NEW YORK (TheStreet) -- Shares of Penn West Petroleum (PWE) were rising 5.72% to $1.94 on heavy trading volume Wednesday afternoon as the company said David French would be its new CEO effective October 24.
French will succeed CEO Dave Roberts, who has been in the role since June 2013.
Most recently, French was the CEO of oil and gas company Bankers Petroleum.
In May, beleaguered Penn West said it may default on its financial covenants at the end of the second quarter.
But in June, the Canadian oil and natural gas producer said it was in compliance with its financial covenants, Reuters noted.

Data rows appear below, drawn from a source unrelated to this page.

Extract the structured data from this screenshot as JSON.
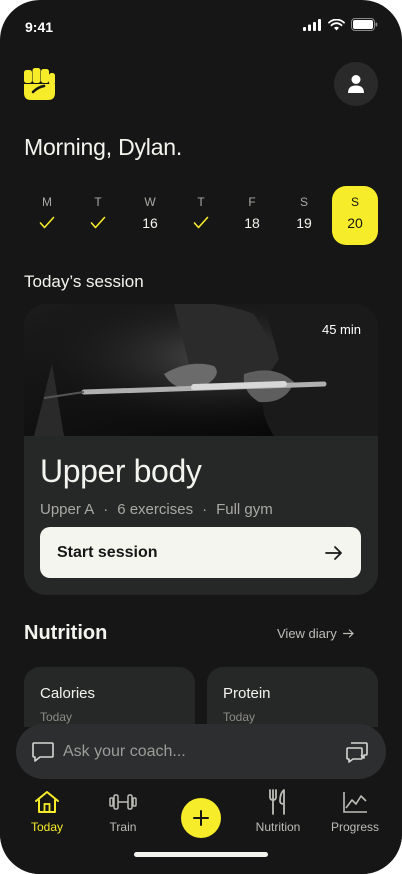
{
  "status_bar": {
    "time": "9:41"
  },
  "header": {
    "greeting": "Morning, Dylan."
  },
  "week": [
    {
      "letter": "M",
      "value": "",
      "done": true
    },
    {
      "letter": "T",
      "value": "",
      "done": true
    },
    {
      "letter": "W",
      "value": "16",
      "done": false
    },
    {
      "letter": "T",
      "value": "",
      "done": true
    },
    {
      "letter": "F",
      "value": "18",
      "done": false
    },
    {
      "letter": "S",
      "value": "19",
      "done": false
    },
    {
      "letter": "S",
      "value": "20",
      "done": false,
      "active": true
    }
  ],
  "session": {
    "section_title": "Today’s session",
    "duration": "45 min",
    "name": "Upper body",
    "meta": [
      "Upper A",
      "6 exercises",
      "Full gym"
    ],
    "meta_separator": "·",
    "start_label": "Start session"
  },
  "nutrition": {
    "title": "Nutrition",
    "view_diary": "View diary",
    "cards": [
      {
        "title": "Calories",
        "subtitle": "Today"
      },
      {
        "title": "Protein",
        "subtitle": "Today"
      }
    ]
  },
  "coach": {
    "placeholder": "Ask your coach..."
  },
  "tabs": [
    {
      "label": "Today",
      "icon": "home-icon",
      "active": true
    },
    {
      "label": "Train",
      "icon": "dumbbell-icon"
    },
    {
      "label": "Nutrition",
      "icon": "fork-knife-icon"
    },
    {
      "label": "Progress",
      "icon": "chart-icon"
    }
  ],
  "colors": {
    "accent": "#f6ec2a",
    "background": "#161616",
    "card": "#262727"
  }
}
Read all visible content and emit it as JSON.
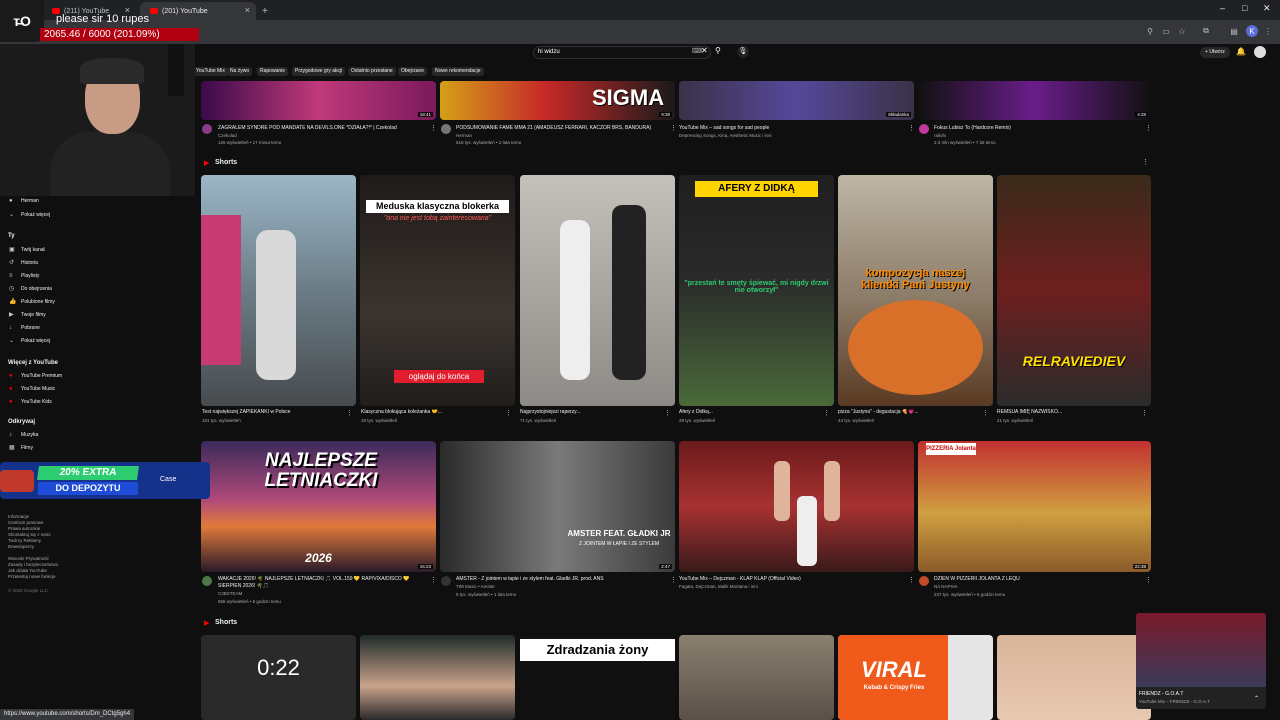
{
  "browser": {
    "tabs": [
      {
        "title": "(211) YouTube"
      },
      {
        "title": "(201) YouTube"
      }
    ],
    "new_tab_symbol": "+",
    "close_symbol": "×"
  },
  "overlay": {
    "donation_message": "please sir 10 rupes",
    "donation_progress": "2065.46 / 6000 (201.09%)",
    "donation_fill_fraction": 1.0,
    "logo_text": "ᴛ̶O"
  },
  "youtube": {
    "search_value": "hi widzu",
    "create_label": "Utwórz",
    "chips": [
      "YouTube Mix",
      "Na żywo",
      "Rapowanie",
      "Przygodowe gry akcji",
      "Ostatnio przesłane",
      "Obejrzane",
      "Nowe rekomendacje"
    ],
    "shorts_label": "Shorts",
    "shorts_label_2": "Shorts"
  },
  "sidebar": {
    "top_items": [
      {
        "label": "Herman"
      },
      {
        "label": "Pokaż więcej"
      }
    ],
    "you_header": "Ty",
    "you_items": [
      {
        "label": "Twój kanał"
      },
      {
        "label": "Historia"
      },
      {
        "label": "Playlisty"
      },
      {
        "label": "Do obejrzenia"
      },
      {
        "label": "Polubione filmy"
      },
      {
        "label": "Twoje filmy"
      },
      {
        "label": "Pobrane"
      },
      {
        "label": "Pokaż więcej"
      }
    ],
    "more_header": "Więcej z YouTube",
    "more_items": [
      {
        "label": "YouTube Premium"
      },
      {
        "label": "YouTube Music"
      },
      {
        "label": "YouTube Kids"
      }
    ],
    "explore_header": "Odkrywaj",
    "explore_items": [
      {
        "label": "Muzyka"
      },
      {
        "label": "Filmy"
      }
    ],
    "footer": [
      "Informacje",
      "Centrum prasowe",
      "Prawa autorskie",
      "Skontaktuj się z nami",
      "Twórcy   Reklamy",
      "Deweloperzy",
      "Warunki   Prywatność",
      "Zasady i bezpieczeństwo",
      "Jak działa YouTube",
      "Przetestuj nowe funkcje",
      "© 2026 Google LLC"
    ]
  },
  "top_row": [
    {
      "title": "ZAGRALEM SYNDRE POD MANDATE NA DEVILS.ONE *DZIAŁA?!* | Czekolad",
      "channel": "Czekolad",
      "meta": "126 wyświetleń • 17 minut temu",
      "duration": "18:41"
    },
    {
      "title": "PODSUMOWANIE FAME MMA 21 (AMADEUSZ FERRARI, KACZOR BRS, BANDURA)",
      "channel": "Herman",
      "meta": "518 tys. wyświetleń • 2 lata temu",
      "duration": "9:38",
      "thumb_text": "SIGMA"
    },
    {
      "title": "YouTube Mix – sad songs for sad people",
      "channel": "Depressing Songs, Kina, Aesthetic Music i inni",
      "meta": "",
      "duration": "Składanka"
    },
    {
      "title": "Fokus Lubisz To (Hardcore Remix)",
      "channel": "railofx",
      "meta": "2,3 mln wyświetleń • 7 lat temu",
      "duration": "4:28"
    }
  ],
  "shorts_row": [
    {
      "title": "Test największej ZAPIEKANKI w Polsce",
      "views": "181 tys. wyświetleń",
      "thumb_text": "",
      "color": "#6b7c86"
    },
    {
      "title": "Klasyczna blokująca koleżanka 🤝...",
      "views": "19 tys. wyświetleń",
      "thumb_text": "Meduska klasyczna blokerka",
      "thumb_sub": "\"ona nie jest tobą zainteresowana\"",
      "thumb_bottom": "oglądaj do końca",
      "color": "#3b3530"
    },
    {
      "title": "Najprzystojniejszi raperzy...",
      "views": "71 tys. wyświetleń",
      "thumb_text": "",
      "color": "#8d8a86"
    },
    {
      "title": "Afery z Didką...",
      "views": "29 tys. wyświetleń",
      "thumb_text": "AFERY Z DIDKĄ",
      "thumb_sub": "\"przestań te smęty śpiewać, mi nigdy drzwi nie otworzył\"",
      "color": "#2a2a2a"
    },
    {
      "title": "pizza \"Justyna\" - degustacja 🍕💗...",
      "views": "44 tys. wyświetleń",
      "thumb_text": "kompozycja naszej klientki Pani Justyny",
      "color": "#8a7a66"
    },
    {
      "title": "REMSUA IMIĘ NAZWISKO...",
      "views": "21 tys. wyświetleń",
      "thumb_text": "RELRAVIEDIEV",
      "color": "#6e1f1f"
    }
  ],
  "video_row": [
    {
      "title": "WAKACJE 2026! 🌴 NAJLEPSZE LETNIACZKI 🎵 VOL.159 💛 RAP/VIXA/DISCO 💛",
      "title2": "SIERPIEŃ 2026! 🌴🎵",
      "channel": "C3BSTEAM",
      "meta": "556 wyświetleń • 6 godzin temu",
      "duration": "16:23",
      "thumb_text": "NAJLEPSZE LETNIACZKI",
      "thumb_year": "2026"
    },
    {
      "title": "AMSTER - Z jointem w łapie i ze stylem feat. Gladki JR. prod. ANS",
      "channel": "TIM Music • Amster",
      "meta": "5 tys. wyświetleń • 1 lata temu",
      "duration": "2:47",
      "thumb_text": "AMSTER FEAT. GŁADKI JR",
      "thumb_sub": "Z JOINTEM W ŁAPIE I ZE STYLEM"
    },
    {
      "title": "YouTube Mix – Dejczman - KLAP KLAP (Official Video)",
      "channel": "Fagata, Dejczman, Malik Montana i inni",
      "meta": "",
      "duration": ""
    },
    {
      "title": "DZIEŃ W PIZZERII JOLANTA Z LEQU",
      "channel": "NA NAPSIA",
      "meta": "237 tys. wyświetleń • 6 godzin temu",
      "duration": "22:38",
      "thumb_text": "PIZZERIA Jolanta"
    }
  ],
  "bottom_shorts": [
    {
      "thumb_text": "0:22"
    },
    {
      "thumb_text": ""
    },
    {
      "thumb_text": "Zdradzania żony"
    },
    {
      "thumb_text": ""
    },
    {
      "thumb_text": "VIRAL",
      "thumb_sub": "Kebab & Crispy Fries"
    },
    {
      "thumb_text": ""
    }
  ],
  "ad": {
    "badge": "20% EXTRA",
    "sub": "DO DEPOZYTU",
    "brand": "Case"
  },
  "miniplayer": {
    "title": "FRIENDZ - G.O.A.T",
    "subtitle": "YouTube Mix – FRIENDZ - G.O.A.T"
  },
  "status_url": "https://www.youtube.com/shorts/Dm_DCtg5gh4",
  "colors": {
    "yt_red": "#ff0000",
    "donation_bar": "#b00010",
    "ad_green": "#2ecc71",
    "ad_blue": "#1f4cd6"
  }
}
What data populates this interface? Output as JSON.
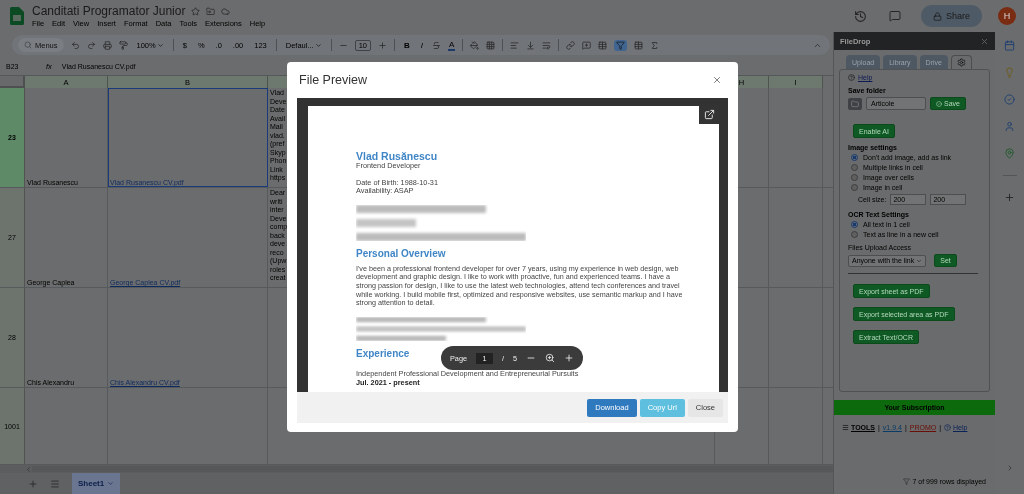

Additionally, oil prices were gaining this afternoon. Crude oil (WTI) was recently up 2.12% to $49.72 per barrel and Brent crude was advancing 1.93% to $51.85 per barrel.
More than 3.53 million of the company's shares changed hands so far today compared to its average volume of 2.61 million shares per day.
Separately, TheStreet Ratings Team has a "Sell" rating with a score of D- on the stock.
The company's weaknesses can be seen in multiple areas, such as its feeble growth in its earnings per share, deteriorating net income and disappointing return on equity.
Recently, TheStreet Ratings objectively rated this stock according to its "risk-adjusted" total return prospect over a 12-month investment horizon. Not based on the news in any given day, the rating may differ from Jim Cramer's view or that of this articles's author.